The third time she was asked, Casper had been expecting the two attorneys across the table to ask her to run for city council, she recalled. She had already decided that she couldn’t, because a part-time position wouldn’t pay enough.
But to her surprise, the two attorneys joined in on the chorus enjoining her to run.
“My jaw kind of dropped,” she said. “I told them I had not served on the city council, I don’t have that background.”
But the group kept talking, and Casper went home to ask her four kids if she had their support. They were behind her 100%, and in 2014, she took the helm of the biggest city in Eastern Idaho.
“It was just an incredible journey — I have loved every moment of it,” she said.
In her time as mayor, Idaho Falls residents voted in favor of creating the College of Eastern Idaho (CEI), thereby bringing the first community college to the area.
“It turned out really well,” she said. “That was something that the city needed and I’m excited the voters felt that way too.”
Casper is also proud of the community review boards she put in place to analyze each city department to look at mission, programs, structure, what was going well and how it could improve, she said.
Most recently, Casper kicked off the CUSP Initiative (Connecting Us — Sustaining Progress), another community review board. This group has been tasked with looking at the community as a whole to find out what the city can do to serve and build in ways no one has thought of before.
Other major initiatives have included the building of a law enforcement complex and plans for a small nuclear reactor which, when built, will mean Idaho Falls will never have to purchase electricity from any other entity.

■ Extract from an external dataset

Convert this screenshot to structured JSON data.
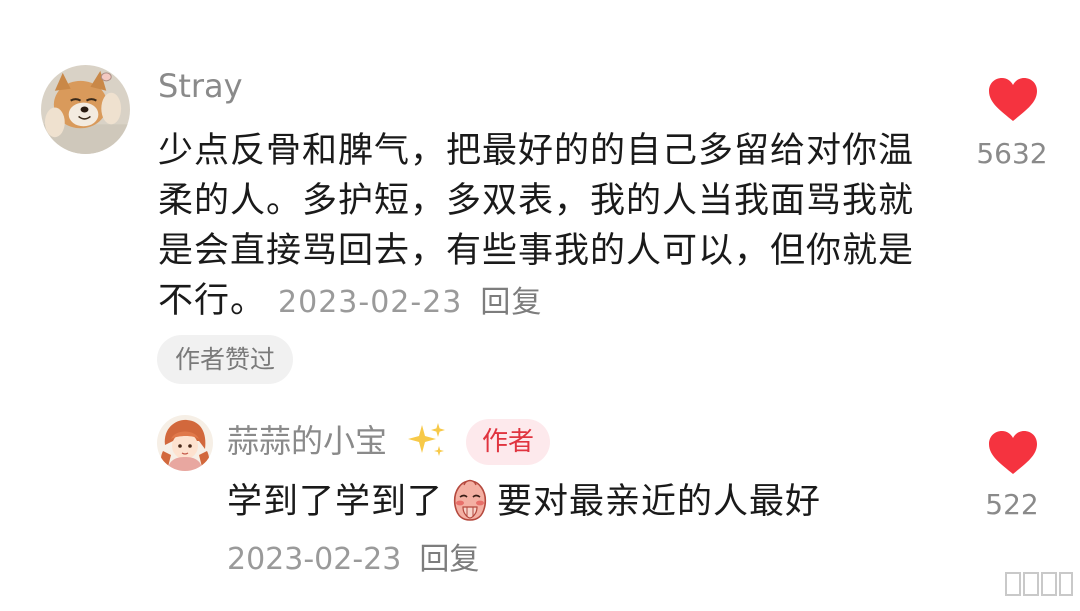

“There are not many community issues that she is not involved with and if there is a community project that has helped improve our city, you can be assured that it has her name on it somewhere,” wrote Bud A. Cranor, a city spokesman, in a letter of recommendation.
Prior to her time as mayor, Casper taught political science at BYU-Idaho after working as a research associate with the prestigious Brookings Institution in Washington, D.C. She holds a master’s degree from Brigham Young University in Provo, Utah, and a doctorate degree from U.C. Berkeley.
Casper owes much of her success to her own opportunities for higher education and to her parents, who blessed her with the security of always knowing she was loved. That security fuels her drive and has allowed her to take chances and do big things, she said.
“I’ve always been that annoying girl who raised her hand, who stepped forward, who wanted to lead.”